Article

Biochemical processes inside cells often show a substantial degree of randomness. Gene expression is a prime example in this context: even though two cells might be genetically identical, the concentrations of the proteins that are made from the genes may vary substantially due to random events during transcribing and translating the genetic code. How cells manage to function reliably in the presence of such unpredictable “noise” is an important question that is still poorly understood.

An interdisciplinary team of researchers around Christoph Zechner, group leader at the CSBD and the Max Planck Institute of Molecular Cell Biology and Genetics (MPI-CBG), and Tony Hyman, director at the MPI-CBG, has now described a potentially very effective mechanism for noise reduction in cells. Together with colleagues from the labs of Alf Honigmann (MPI-CBG) and Frank Jülicher (MPI-PKS), the scientists showed theoretically and experimentally that liquid droplets can suppress random variations in protein concentration. If a cell has too many molecules at a time, excess molecules can segregate into a condensate where they are stored. If the concentration drops again, these molecules are released from the droplet to counter-balance the loss of molecules. Such “storage compartments” form via phase separation, a process where molecules de-mix into liquid phases, as seen for instance when oil separates from vinegar.
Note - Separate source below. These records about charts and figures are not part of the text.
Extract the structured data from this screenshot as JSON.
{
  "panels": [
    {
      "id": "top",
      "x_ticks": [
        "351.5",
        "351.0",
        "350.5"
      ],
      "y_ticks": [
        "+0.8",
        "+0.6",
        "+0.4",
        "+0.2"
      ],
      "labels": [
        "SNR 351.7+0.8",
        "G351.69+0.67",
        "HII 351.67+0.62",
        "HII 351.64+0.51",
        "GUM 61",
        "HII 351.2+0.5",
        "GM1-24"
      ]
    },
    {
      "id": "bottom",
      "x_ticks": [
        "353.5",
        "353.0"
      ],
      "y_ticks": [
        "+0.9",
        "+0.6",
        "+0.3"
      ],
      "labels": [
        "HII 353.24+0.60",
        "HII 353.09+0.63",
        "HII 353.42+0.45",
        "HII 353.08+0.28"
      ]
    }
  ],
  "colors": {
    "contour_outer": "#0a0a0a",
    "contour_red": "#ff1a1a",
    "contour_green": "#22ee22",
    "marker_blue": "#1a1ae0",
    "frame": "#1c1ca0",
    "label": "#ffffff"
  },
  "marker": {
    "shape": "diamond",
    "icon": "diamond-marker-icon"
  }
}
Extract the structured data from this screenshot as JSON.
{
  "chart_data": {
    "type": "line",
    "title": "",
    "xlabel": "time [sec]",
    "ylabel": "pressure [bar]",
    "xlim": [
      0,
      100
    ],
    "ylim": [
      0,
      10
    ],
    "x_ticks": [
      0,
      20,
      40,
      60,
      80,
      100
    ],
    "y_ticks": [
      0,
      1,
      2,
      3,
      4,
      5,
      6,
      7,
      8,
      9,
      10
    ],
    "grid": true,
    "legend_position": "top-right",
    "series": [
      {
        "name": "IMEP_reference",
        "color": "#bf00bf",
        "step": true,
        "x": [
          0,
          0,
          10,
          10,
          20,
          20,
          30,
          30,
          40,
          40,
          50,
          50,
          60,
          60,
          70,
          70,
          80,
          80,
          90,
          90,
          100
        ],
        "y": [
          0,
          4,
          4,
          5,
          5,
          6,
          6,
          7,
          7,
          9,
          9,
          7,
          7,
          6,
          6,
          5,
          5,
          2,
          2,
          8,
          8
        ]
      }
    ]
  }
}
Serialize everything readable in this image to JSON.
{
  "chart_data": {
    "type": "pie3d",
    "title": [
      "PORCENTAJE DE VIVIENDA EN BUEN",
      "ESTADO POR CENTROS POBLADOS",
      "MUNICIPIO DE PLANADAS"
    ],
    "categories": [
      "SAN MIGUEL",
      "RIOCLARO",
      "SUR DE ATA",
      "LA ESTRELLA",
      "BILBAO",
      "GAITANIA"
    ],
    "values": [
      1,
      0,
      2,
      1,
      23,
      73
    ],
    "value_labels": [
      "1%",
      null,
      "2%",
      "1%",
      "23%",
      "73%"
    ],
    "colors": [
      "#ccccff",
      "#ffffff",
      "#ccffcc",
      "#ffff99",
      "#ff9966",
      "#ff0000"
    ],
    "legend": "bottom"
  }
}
Florian Oltsch, one of the two lead authors from the Zechner lab says, “We first developed a theoretical model, which allowed us to study how fluctuations in protein concentration are affected by liquid droplets. This theory predicted that for a broad range of conditions, noise reduction should take place.” His colleague and co-first author, Adam Klosin from the Hyman lab, continues, “It was very exciting when we then tested our theoretical predictions in living cells. Indeed, we found that variations in protein concentration were reduced substantially as soon as droplets formed. Phase separation seems to reduce noise in cells.”

Christoph Zechner adds, “Our project is a prime example for the collaborative and interdisciplinary spirit at the Johannstadt-Campus. Experimental biologists and theorists combine their expertise and work closely together. Our work draws an interesting connection between phase separation and biological robustness and will thus be relevant for scientists in both fields.”